Does the title-because of the way you separate the words, or maybe as just aesthetic - have anything to do with that? Because when I read it ‘Every WHERE is Some WHERE,’ almost seems to make it more direct and specific.

I think you’re totally on point! I really wanted to focus on the word: ‘where’, in my mind there are two elements to that title, and its actually something I had written down on a post-it on my computer maybe eight months ago. I was on the road, maybe Germany, and I write down little ideas, phrases, words, and such, and I’m on tour thinking, ‘You know, it’s crazy!' On one hand, you can go all over the world, and every bar is just some bar. You could be in New York city and feel like you’re in the center of the world, or in the outskirts of Omaha feeling like you’re somewhere new. Every place is just some place, people are doing the same thing, wanting to find love and find happiness, go out and party a little bit. Everywhere you go people are just people and there is something really kind of comforting and beautiful about that.
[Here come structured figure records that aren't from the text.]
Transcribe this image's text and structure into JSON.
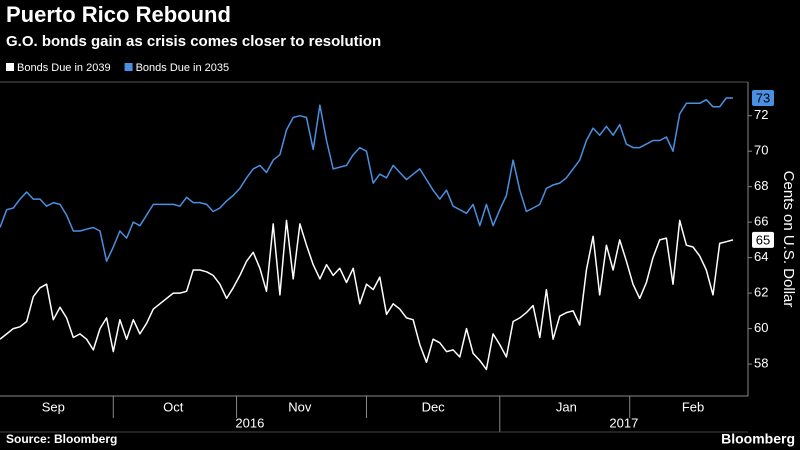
{
  "chart_data": {
    "type": "line",
    "title": "Puerto Rico Rebound",
    "subtitle": "G.O. bonds gain as crisis comes closer to resolution",
    "y_label": "Cents on U.S. Dollar",
    "source": "Source: Bloomberg",
    "brand": "Bloomberg",
    "categories": [
      null,
      null,
      null,
      null,
      null,
      null,
      null,
      null,
      "Sep",
      null,
      null,
      null,
      null,
      null,
      null,
      null,
      null,
      null,
      null,
      null,
      null,
      null,
      null,
      null,
      null,
      null,
      "Oct",
      null,
      null,
      null,
      null,
      null,
      null,
      null,
      null,
      null,
      null,
      null,
      null,
      null,
      null,
      null,
      null,
      null,
      null,
      "Nov",
      null,
      null,
      null,
      null,
      null,
      null,
      null,
      null,
      null,
      null,
      null,
      null,
      null,
      null,
      null,
      null,
      null,
      null,
      null,
      "Dec",
      null,
      null,
      null,
      null,
      null,
      null,
      null,
      null,
      null,
      null,
      null,
      null,
      null,
      null,
      null,
      null,
      null,
      null,
      null,
      "Jan",
      null,
      null,
      null,
      null,
      null,
      null,
      null,
      null,
      null,
      null,
      null,
      null,
      null,
      null,
      null,
      null,
      null,
      null,
      "Feb",
      null,
      null,
      null,
      null,
      null,
      null
    ],
    "years": [
      2016,
      2017
    ],
    "ylim": [
      56.2,
      73.9
    ],
    "yticks": [
      58,
      60,
      62,
      64,
      66,
      68,
      70,
      72
    ],
    "grid": false,
    "series": [
      {
        "name": "Bonds Due in 2039",
        "color": "#ffffff",
        "end_label": "65",
        "values": [
          59.4,
          59.7,
          60.0,
          60.1,
          60.4,
          61.8,
          62.3,
          62.5,
          60.5,
          61.2,
          60.6,
          59.5,
          59.7,
          59.4,
          58.8,
          60.0,
          60.6,
          58.7,
          60.5,
          59.4,
          60.5,
          59.7,
          60.3,
          61.1,
          61.4,
          61.7,
          62.0,
          62.0,
          62.1,
          63.3,
          63.3,
          63.2,
          63.0,
          62.5,
          61.7,
          62.3,
          63.0,
          63.8,
          64.3,
          63.4,
          62.1,
          65.9,
          61.9,
          66.1,
          62.8,
          65.9,
          64.7,
          63.6,
          62.8,
          63.6,
          63.0,
          63.4,
          62.6,
          63.4,
          61.4,
          62.5,
          62.2,
          62.9,
          60.8,
          61.4,
          61.1,
          60.6,
          60.5,
          59.1,
          58.1,
          59.4,
          59.2,
          58.7,
          58.8,
          58.4,
          60.0,
          58.6,
          58.2,
          57.7,
          59.7,
          59.1,
          58.4,
          60.4,
          60.6,
          60.9,
          61.3,
          59.5,
          62.2,
          59.4,
          60.7,
          60.9,
          61.0,
          60.2,
          63.3,
          65.2,
          61.9,
          64.7,
          63.3,
          65.0,
          63.8,
          62.5,
          61.7,
          62.6,
          64.0,
          65.0,
          65.1,
          62.5,
          66.1,
          64.7,
          64.6,
          64.1,
          63.3,
          61.9,
          64.8,
          64.9,
          65.0
        ]
      },
      {
        "name": "Bonds Due in 2035",
        "color": "#4a90e2",
        "end_label": "73",
        "values": [
          65.7,
          66.7,
          66.8,
          67.3,
          67.7,
          67.3,
          67.3,
          66.9,
          67.1,
          67.0,
          66.4,
          65.5,
          65.5,
          65.6,
          65.7,
          65.5,
          63.8,
          64.6,
          65.5,
          65.1,
          66.0,
          65.8,
          66.4,
          67.0,
          67.0,
          67.0,
          67.0,
          66.9,
          67.4,
          67.1,
          67.1,
          67.0,
          66.6,
          66.8,
          67.2,
          67.5,
          67.9,
          68.5,
          69.0,
          69.2,
          68.8,
          69.5,
          69.8,
          71.2,
          71.9,
          72.0,
          71.9,
          70.1,
          72.6,
          70.6,
          69.0,
          69.1,
          69.2,
          69.8,
          70.2,
          70.0,
          68.2,
          68.7,
          68.5,
          69.2,
          68.8,
          68.4,
          68.7,
          69.0,
          68.4,
          67.8,
          67.3,
          67.8,
          66.9,
          66.7,
          66.5,
          67.0,
          65.8,
          67.0,
          65.8,
          66.7,
          67.5,
          69.5,
          67.8,
          66.6,
          66.8,
          67.0,
          67.9,
          68.1,
          68.2,
          68.5,
          69.0,
          69.5,
          70.6,
          71.3,
          70.9,
          71.4,
          70.9,
          71.5,
          70.4,
          70.2,
          70.2,
          70.4,
          70.6,
          70.6,
          70.8,
          70.0,
          72.1,
          72.7,
          72.7,
          72.7,
          72.9,
          72.5,
          72.5,
          73.0,
          73.0
        ]
      }
    ]
  }
}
On the flip side – a sensation I have constantly - when I’m on tour I’ll be out at let’s say an intersection. For me it’s just another intersection, but for somebody else that intersection has meaning, something happened there, I guess that would be the italicized sum for everybody. A place is THE place or it’s one of the places, so it felt like it captured that sense of things being important but also arbitrary, but also kind of malleable.

On the business side, you started on a major label for the most part, then you headed to an indie label, and now you find yourself in a sort of compromised version of that, is that right?
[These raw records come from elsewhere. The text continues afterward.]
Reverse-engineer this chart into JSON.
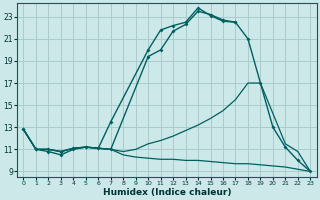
{
  "xlabel": "Humidex (Indice chaleur)",
  "xlim": [
    -0.5,
    23.5
  ],
  "ylim": [
    8.5,
    24.2
  ],
  "yticks": [
    9,
    11,
    13,
    15,
    17,
    19,
    21,
    23
  ],
  "xticks": [
    0,
    1,
    2,
    3,
    4,
    5,
    6,
    7,
    8,
    9,
    10,
    11,
    12,
    13,
    14,
    15,
    16,
    17,
    18,
    19,
    20,
    21,
    22,
    23
  ],
  "bg_color": "#cce8e8",
  "grid_color": "#aacccc",
  "line_color": "#006060",
  "curve1": {
    "x": [
      0,
      1,
      2,
      3,
      4,
      5,
      6,
      7,
      8,
      9,
      10,
      11,
      12,
      13,
      14,
      15,
      16,
      17,
      18,
      19,
      20,
      21,
      22,
      23
    ],
    "y": [
      12.8,
      11.0,
      11.0,
      10.8,
      11.1,
      11.2,
      11.1,
      11.0,
      null,
      null,
      19.4,
      20.0,
      21.7,
      22.3,
      23.5,
      23.2,
      22.7,
      22.5,
      21.0,
      17.0,
      13.0,
      11.2,
      10.0,
      9.0
    ],
    "gap_connect": [
      [
        7,
        11.0,
        10,
        19.4
      ]
    ]
  },
  "curve2": {
    "x": [
      0,
      1,
      2,
      3,
      4,
      5,
      6,
      7,
      8,
      9,
      10,
      11,
      12,
      13,
      14,
      15,
      16,
      17
    ],
    "y": [
      12.8,
      11.0,
      10.8,
      10.5,
      11.0,
      11.2,
      11.1,
      13.5,
      null,
      null,
      20.0,
      21.8,
      22.2,
      22.5,
      23.8,
      23.1,
      22.6,
      22.5
    ],
    "gap_connect": [
      [
        7,
        13.5,
        10,
        20.0
      ]
    ]
  },
  "curve3": {
    "x": [
      0,
      1,
      2,
      3,
      4,
      5,
      6,
      7,
      8,
      9,
      10,
      11,
      12,
      13,
      14,
      15,
      16,
      17,
      18,
      19,
      20,
      21,
      22,
      23
    ],
    "y": [
      12.8,
      11.0,
      11.0,
      10.8,
      11.1,
      11.2,
      11.1,
      11.0,
      10.5,
      10.3,
      10.2,
      10.1,
      10.1,
      10.0,
      10.0,
      9.9,
      9.8,
      9.7,
      9.7,
      9.6,
      9.5,
      9.4,
      9.2,
      9.0
    ]
  },
  "curve4": {
    "x": [
      0,
      1,
      2,
      3,
      4,
      5,
      6,
      7,
      8,
      9,
      10,
      11,
      12,
      13,
      14,
      15,
      16,
      17,
      18,
      19,
      21,
      22,
      23
    ],
    "y": [
      12.8,
      11.0,
      11.0,
      10.8,
      11.1,
      11.2,
      11.1,
      11.0,
      10.8,
      11.0,
      11.5,
      11.8,
      12.2,
      12.7,
      13.2,
      13.8,
      14.5,
      15.5,
      17.0,
      17.0,
      11.5,
      10.8,
      9.0
    ]
  }
}
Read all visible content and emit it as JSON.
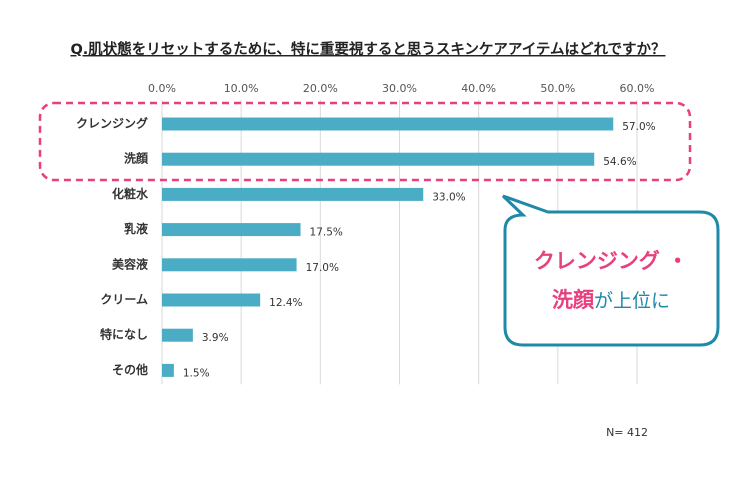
{
  "chart_data": {
    "type": "bar",
    "orientation": "horizontal",
    "title": "Q.肌状態をリセットするために、特に重要視すると思うスキンケアアイテムはどれですか？",
    "categories": [
      "クレンジング",
      "洗顔",
      "化粧水",
      "乳液",
      "美容液",
      "クリーム",
      "特になし",
      "その他"
    ],
    "values": [
      57.0,
      54.6,
      33.0,
      17.5,
      17.0,
      12.4,
      3.9,
      1.5
    ],
    "value_labels": [
      "57.0%",
      "54.6%",
      "33.0%",
      "17.5%",
      "17.0%",
      "12.4%",
      "3.9%",
      "1.5%"
    ],
    "color": "#4bacc6",
    "xlim": [
      0,
      60
    ],
    "xticks": [
      {
        "value": 0,
        "label": "0.0%"
      },
      {
        "value": 10,
        "label": "10.0%"
      },
      {
        "value": 20,
        "label": "20.0%"
      },
      {
        "value": 30,
        "label": "30.0%"
      },
      {
        "value": 40,
        "label": "40.0%"
      },
      {
        "value": 50,
        "label": "50.0%"
      },
      {
        "value": 60,
        "label": "60.0%"
      }
    ],
    "grid": true,
    "sample_size": "N= 412",
    "callout": {
      "line1": "クレンジング ・",
      "highlight": "洗顔",
      "rest": "が上位に"
    }
  }
}
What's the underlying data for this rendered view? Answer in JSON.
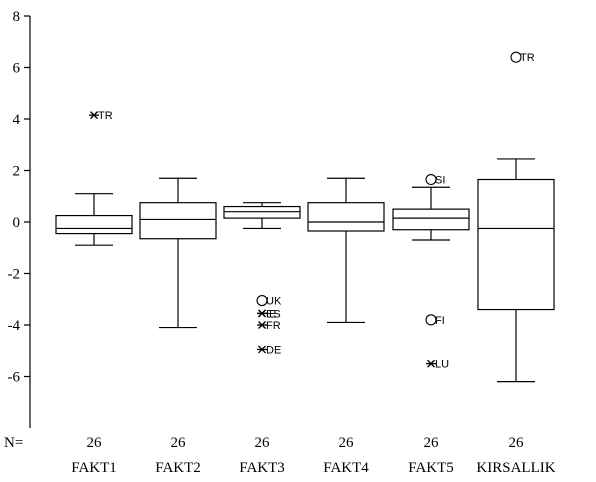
{
  "chart_data": {
    "type": "boxplot",
    "title": "",
    "xlabel": "",
    "ylabel": "",
    "ylim": [
      -8,
      8
    ],
    "yticks": [
      -6,
      -4,
      -2,
      0,
      2,
      4,
      6,
      8
    ],
    "n_label": "N=",
    "categories": [
      "FAKT1",
      "FAKT2",
      "FAKT3",
      "FAKT4",
      "FAKT5",
      "KIRSALLIK"
    ],
    "n_values": [
      "26",
      "26",
      "26",
      "26",
      "26",
      "26"
    ],
    "boxes": [
      {
        "name": "FAKT1",
        "whisker_low": -0.9,
        "q1": -0.45,
        "median": -0.25,
        "q3": 0.25,
        "whisker_high": 1.1,
        "outliers": [
          {
            "label": "TR",
            "value": 4.15,
            "marker": "star"
          }
        ]
      },
      {
        "name": "FAKT2",
        "whisker_low": -4.1,
        "q1": -0.65,
        "median": 0.1,
        "q3": 0.75,
        "whisker_high": 1.7,
        "outliers": []
      },
      {
        "name": "FAKT3",
        "whisker_low": -0.25,
        "q1": 0.15,
        "median": 0.4,
        "q3": 0.6,
        "whisker_high": 0.75,
        "outliers": [
          {
            "label": "UK",
            "value": -3.05,
            "marker": "circle"
          },
          {
            "label": "ES",
            "value": -3.55,
            "marker": "star"
          },
          {
            "label": "IE",
            "value": -3.55,
            "marker": "star"
          },
          {
            "label": "FR",
            "value": -4.0,
            "marker": "star"
          },
          {
            "label": "DE",
            "value": -4.95,
            "marker": "star"
          }
        ]
      },
      {
        "name": "FAKT4",
        "whisker_low": -3.9,
        "q1": -0.35,
        "median": 0.0,
        "q3": 0.75,
        "whisker_high": 1.7,
        "outliers": []
      },
      {
        "name": "FAKT5",
        "whisker_low": -0.7,
        "q1": -0.3,
        "median": 0.15,
        "q3": 0.5,
        "whisker_high": 1.35,
        "outliers": [
          {
            "label": "SI",
            "value": 1.65,
            "marker": "circle"
          },
          {
            "label": "FI",
            "value": -3.8,
            "marker": "circle"
          },
          {
            "label": "LU",
            "value": -5.5,
            "marker": "star"
          }
        ]
      },
      {
        "name": "KIRSALLIK",
        "whisker_low": -6.2,
        "q1": -3.4,
        "median": -0.25,
        "q3": 1.65,
        "whisker_high": 2.45,
        "outliers": [
          {
            "label": "TR",
            "value": 6.4,
            "marker": "circle"
          }
        ]
      }
    ],
    "grid": false,
    "legend": "none"
  }
}
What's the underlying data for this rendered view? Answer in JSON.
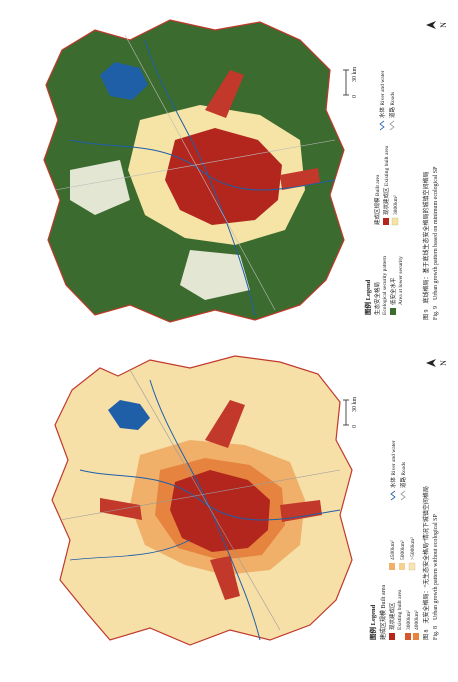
{
  "figure8": {
    "legend_title": "图例 Legend",
    "builtup_title": "建成区规模 Built area",
    "existing_cn": "现状建成区",
    "existing_en": "Existing built area",
    "area_3000": "3000km²",
    "area_4000": "4000km²",
    "area_4500": "4500km²",
    "area_5000": "5000km²",
    "area_gt5000": ">5000km²",
    "river_label": "水体 River and water",
    "road_label": "道路 Roads",
    "scale_zero": "0",
    "scale_30": "30 km",
    "north": "N",
    "caption_cn": "图 8　无安全格局：“无生态安全格局”情况下城镇空间格局",
    "caption_en": "Fig. 8　Urban growth pattern without ecological SP",
    "colors": {
      "existing": "#b3261e",
      "a3000": "#d9552b",
      "a4000": "#e6843f",
      "a4500": "#f0b06a",
      "a5000": "#f6d08e",
      "a_gt5000": "#f9e4b8",
      "water": "#1f5fa8"
    }
  },
  "figure9": {
    "legend_title": "图例 Legend",
    "eco_title": "生态安全格局",
    "eco_en": "Ecological security pattern",
    "low_cn": "低安全水平",
    "low_en": "Area at lower security",
    "builtup_title": "建成区规模 Built area",
    "existing_label": "现状建成区 Existing built area",
    "area_3800": "3800km²",
    "river_label": "水体 River and water",
    "road_label": "道路 Roads",
    "scale_zero": "0",
    "scale_30": "30 km",
    "north": "N",
    "caption_cn": "图 9　底线格局：基于底线生态安全格局的城镇空间格局",
    "caption_en": "Fig. 9　Urban growth pattern based on minimum ecological SP",
    "colors": {
      "existing": "#b3261e",
      "growth": "#f6e3a6",
      "eco": "#3b6b2e",
      "water": "#1f5fa8"
    }
  }
}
Yeah, I would say a more idealized version, at least for me. I got found really early in my career and I would still, and still am, figuring out my identity, not only as a person, but a musician and artist, and I think I learned from that experience a lot of the things I didn’t like about this big, corporate infrastructure. It didn’t suit me as a developing artist. It wasn’t quite the right home for that. When I went independent and started my own label and put out my last record, then I found the flip side of seeing ‘oh, these are some things I could really use help with’. You are out there on your own. It really is blood, sweat, and tears when you’re running everything. I started to really have an appreciation for these parts of a bigger home or structure to have to help with.
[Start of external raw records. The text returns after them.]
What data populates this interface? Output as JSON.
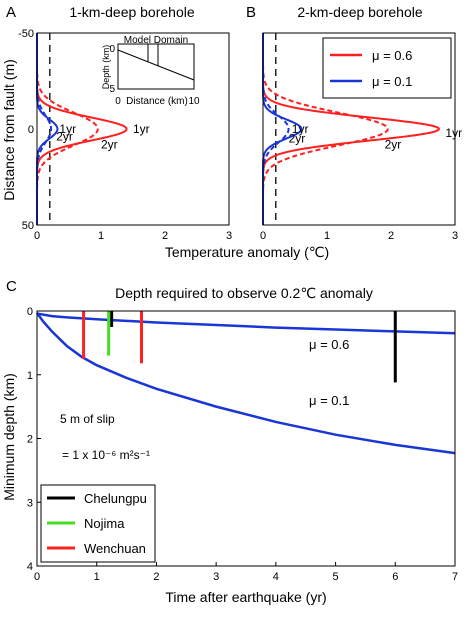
{
  "chart_data": [
    {
      "type": "line",
      "panel_letter": "A",
      "title": "1-km-deep borehole",
      "ylabel": "Distance from fault (m)",
      "xlabel": "Temperature anomaly (℃)",
      "xlim": [
        0,
        3
      ],
      "ylim": [
        -50,
        50
      ],
      "x_ticks": [
        "0",
        "1",
        "2",
        "3"
      ],
      "y_ticks": [
        "-50",
        "0",
        "50"
      ],
      "threshold_x": 0.2,
      "curve_labels": [
        {
          "text": "1yr",
          "x": 1.5,
          "y": 0
        },
        {
          "text": "2yr",
          "x": 1.0,
          "y": 8
        },
        {
          "text": "1yr",
          "x": 0.35,
          "y": 0
        },
        {
          "text": "2yr",
          "x": 0.3,
          "y": 4
        }
      ],
      "series": [
        {
          "name": "μ = 0.6, 1yr",
          "color": "#ff2020",
          "dash": "solid",
          "peak": 1.4,
          "width": 6
        },
        {
          "name": "μ = 0.6, 2yr",
          "color": "#ff2020",
          "dash": "dashed",
          "peak": 0.95,
          "width": 8.5
        },
        {
          "name": "μ = 0.1, 1yr",
          "color": "#1a36d6",
          "dash": "solid",
          "peak": 0.32,
          "width": 5
        },
        {
          "name": "μ = 0.1, 2yr",
          "color": "#1a36d6",
          "dash": "dashed",
          "peak": 0.22,
          "width": 7
        }
      ],
      "inset": {
        "title": "Model Domain",
        "xlabel": "Distance (km)",
        "ylabel": "Depth (km)",
        "x_ticks": [
          "0",
          "5",
          "10"
        ],
        "y_ticks": [
          "0",
          "5"
        ]
      }
    },
    {
      "type": "line",
      "panel_letter": "B",
      "title": "2-km-deep borehole",
      "xlim": [
        0,
        3
      ],
      "ylim": [
        -50,
        50
      ],
      "x_ticks": [
        "0",
        "1",
        "2",
        "3"
      ],
      "y_ticks": [
        "",
        "",
        ""
      ],
      "threshold_x": 0.2,
      "legend": [
        {
          "label": "μ  = 0.6",
          "color": "#ff2020"
        },
        {
          "label": "μ  = 0.1",
          "color": "#1a36d6"
        }
      ],
      "curve_labels": [
        {
          "text": "1yr",
          "x": 2.85,
          "y": 2
        },
        {
          "text": "2yr",
          "x": 1.9,
          "y": 8
        },
        {
          "text": "1yr",
          "x": 0.45,
          "y": 0
        },
        {
          "text": "2yr",
          "x": 0.4,
          "y": 5
        }
      ],
      "series": [
        {
          "name": "μ = 0.6, 1yr",
          "color": "#ff2020",
          "dash": "solid",
          "peak": 2.75,
          "width": 6
        },
        {
          "name": "μ = 0.6, 2yr",
          "color": "#ff2020",
          "dash": "dashed",
          "peak": 1.95,
          "width": 8.5
        },
        {
          "name": "μ = 0.1, 1yr",
          "color": "#1a36d6",
          "dash": "solid",
          "peak": 0.6,
          "width": 5
        },
        {
          "name": "μ = 0.1, 2yr",
          "color": "#1a36d6",
          "dash": "dashed",
          "peak": 0.4,
          "width": 7
        }
      ]
    },
    {
      "type": "line",
      "panel_letter": "C",
      "title": "Depth required to observe 0.2℃ anomaly",
      "xlabel": "Time after earthquake (yr)",
      "ylabel": "Minimum depth (km)",
      "xlim": [
        0,
        7
      ],
      "ylim": [
        0,
        4
      ],
      "x_ticks": [
        "0",
        "1",
        "2",
        "3",
        "4",
        "5",
        "6",
        "7"
      ],
      "y_ticks": [
        "0",
        "1",
        "2",
        "3",
        "4"
      ],
      "annotations": [
        {
          "text": "μ  = 0.6",
          "x": 4.55,
          "y": 0.52
        },
        {
          "text": "μ  = 0.1",
          "x": 4.55,
          "y": 1.45
        }
      ],
      "note_slip": "5 m of slip",
      "note_diffusivity": " = 1 x 10⁻⁶ m²s⁻¹",
      "series": [
        {
          "name": "μ  = 0.6",
          "color": "#1a36d6",
          "x": [
            0,
            0.25,
            0.5,
            1,
            2,
            3,
            4,
            5,
            6,
            7
          ],
          "y": [
            0.04,
            0.08,
            0.1,
            0.13,
            0.18,
            0.22,
            0.26,
            0.29,
            0.32,
            0.35
          ]
        },
        {
          "name": "μ  = 0.1",
          "color": "#1a36d6",
          "x": [
            0,
            0.1,
            0.25,
            0.5,
            0.75,
            1,
            1.5,
            2,
            3,
            4,
            5,
            6,
            7
          ],
          "y": [
            0.03,
            0.16,
            0.32,
            0.55,
            0.72,
            0.85,
            1.05,
            1.22,
            1.5,
            1.74,
            1.94,
            2.1,
            2.23
          ]
        }
      ],
      "markers": [
        {
          "label": "Chelungpu",
          "color": "#000000",
          "bars": [
            [
              1.25,
              0.0,
              0.25
            ],
            [
              6.0,
              0.0,
              1.12
            ]
          ]
        },
        {
          "label": "Nojima",
          "color": "#44dd22",
          "bars": [
            [
              1.2,
              0.0,
              0.7
            ]
          ]
        },
        {
          "label": "Wenchuan",
          "color": "#ff2020",
          "bars": [
            [
              0.78,
              0.0,
              0.75
            ],
            [
              1.75,
              0.0,
              0.82
            ]
          ]
        }
      ]
    }
  ]
}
It is a lot of work and can be confusing to navigate sometimes. That being said, I was still planning to put out my new material independently, but it just so happened that Dan (Imagine Dragons) heard the demo I had been working on. He had been wanting to bring an artist into the Interscope fold under an imprint. It offered me this really unique opportunity where I had created protection, because Dan was sort of my buffer. Essentially he said, ‘I’m a fan of what you do.”

His goal wasn’t a financial goal, it wasn’t an ego goal, it was to help an artist that he believed in. I got to experience the creativity and autonomy that comes with being independent but having the recourses of a major label, which from the standpoint of radio especially, that is such a difficult world to break into if you’re an independent artist.

What you’ve accomplished while you were an indie with the Life of a Dog album and being able to bring that to the table with all of this, that probably puts you so far ahead of where most artists would be at this point in their career, to have those utilities at your arsenal.

You look back on and can piece it together in reverse, but I do think you’re right. Putting out a record in that way taught me so much. It gave this real appreciation for help. I think artists can get into a situation where they view their label partner as an adversary at times, and that can happen with any business relationship, of course, but I think I really entered this partnership very clear-eyed and realistic, as well as excited. I felt like my set expectations was pretty in tune with what was gonna happen, where the first time around I had no idea.